9. 'Tête-à-tête' heeft twee accent(s) circonflexes [VD s s en ook: x en], 'dégénéré' heeft vier e's en vier accents aigus (+ ook: accent aigu's) en in 'à la meunière' staan twee accent(s) graves (weggevertje). Achromasie is kleurenblindheid en een sommatie is een aanmaning. Hij moest achteroverleunen voor het achteromkijken in de achteruitkijkspiegel en zag de hem achternazittende politieauto steeds verder achteropraken. Bij adsorberen wordt via adsorptie een stof aan de oppervlakte vastgehouden. Moet je nu 'adviseuseje' [sjwa niet uitspreken!] of 'adviseusetje' [wel!] schrijven? Beide, uitspraak! Op de advocatennieuwjaarsborrel wordt zelden meer een advocateborrel gedronken. Die zaak heeft afgedaan. Dat examen is afdoend (peremptoir). Truus zit op de Adek [Anton de Kom, universiteit van Suriname, niet in wdb.], Karel op het A-dek. Is zij een actriceje [sjwa niet uitspreken!] of een actricetje [wel!]? Beide, uitspraak! 'Asap' is een acroniem (letterwoord) [as soon as possible]. 'Adonai' is het Hebreeuwse woord voor 'Heer'. Een addax is een mendesantilope.
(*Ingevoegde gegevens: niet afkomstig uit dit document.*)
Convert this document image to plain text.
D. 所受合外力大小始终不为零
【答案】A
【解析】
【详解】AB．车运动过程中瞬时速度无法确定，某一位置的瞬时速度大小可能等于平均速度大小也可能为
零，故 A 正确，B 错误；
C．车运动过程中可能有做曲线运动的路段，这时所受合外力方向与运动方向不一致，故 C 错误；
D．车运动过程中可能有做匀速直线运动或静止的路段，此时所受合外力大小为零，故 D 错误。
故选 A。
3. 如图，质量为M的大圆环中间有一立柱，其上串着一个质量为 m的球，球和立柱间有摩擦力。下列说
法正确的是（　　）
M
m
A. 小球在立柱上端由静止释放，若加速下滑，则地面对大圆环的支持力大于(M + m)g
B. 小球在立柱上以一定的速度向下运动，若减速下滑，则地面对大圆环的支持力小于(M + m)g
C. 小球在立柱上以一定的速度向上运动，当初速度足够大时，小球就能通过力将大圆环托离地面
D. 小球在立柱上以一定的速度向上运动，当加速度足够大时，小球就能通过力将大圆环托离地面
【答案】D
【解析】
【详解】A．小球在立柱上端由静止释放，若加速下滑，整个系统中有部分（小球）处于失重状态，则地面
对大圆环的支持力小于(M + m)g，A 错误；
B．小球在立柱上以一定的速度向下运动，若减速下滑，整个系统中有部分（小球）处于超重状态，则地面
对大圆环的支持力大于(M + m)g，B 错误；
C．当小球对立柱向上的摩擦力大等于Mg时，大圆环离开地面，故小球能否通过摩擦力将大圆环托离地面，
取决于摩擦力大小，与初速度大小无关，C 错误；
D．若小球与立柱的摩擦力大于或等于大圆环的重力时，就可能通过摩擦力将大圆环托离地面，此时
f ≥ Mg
Abaxiaal is in de plantkunde van de kant van de hoofdstengel afgekeerd (adaxiaal: aan de kant die naar de hoofdas – toe – gekeerd is). De ellende was afgronddiep.

10. Hij is geslaagd voor zijn admissie-examen. We hebben een klein affiche, een affichetje(! GB, sjwa uitspreken – overigens is ‘affichejesjwa niet uitspreken – wel denkbaar), opgehangen (vgl. beha-affiche). In 'sigarenboer' is 'boer' een affixoïde. Afijn, enfin, kortom: het is gedaan. De afscheidstournee is aanstaande. De afnameprijs en gros [bij de groothandel] is lager. Hij zal het best alleen afkunnen. Ze zullen niet van die lekkernij af kunnen blijven. Pompeji lag bij Herculaneum. Rats, kuch en bonen, dat is het soldatendiner (een ratjetoe).
Quatre-mainsspelers spelen quatre-mains. Het was een afschuwwekkend tafereel. Hij heeft mij veel geld afgetroggeld [regionaal ook: afgetruggeld].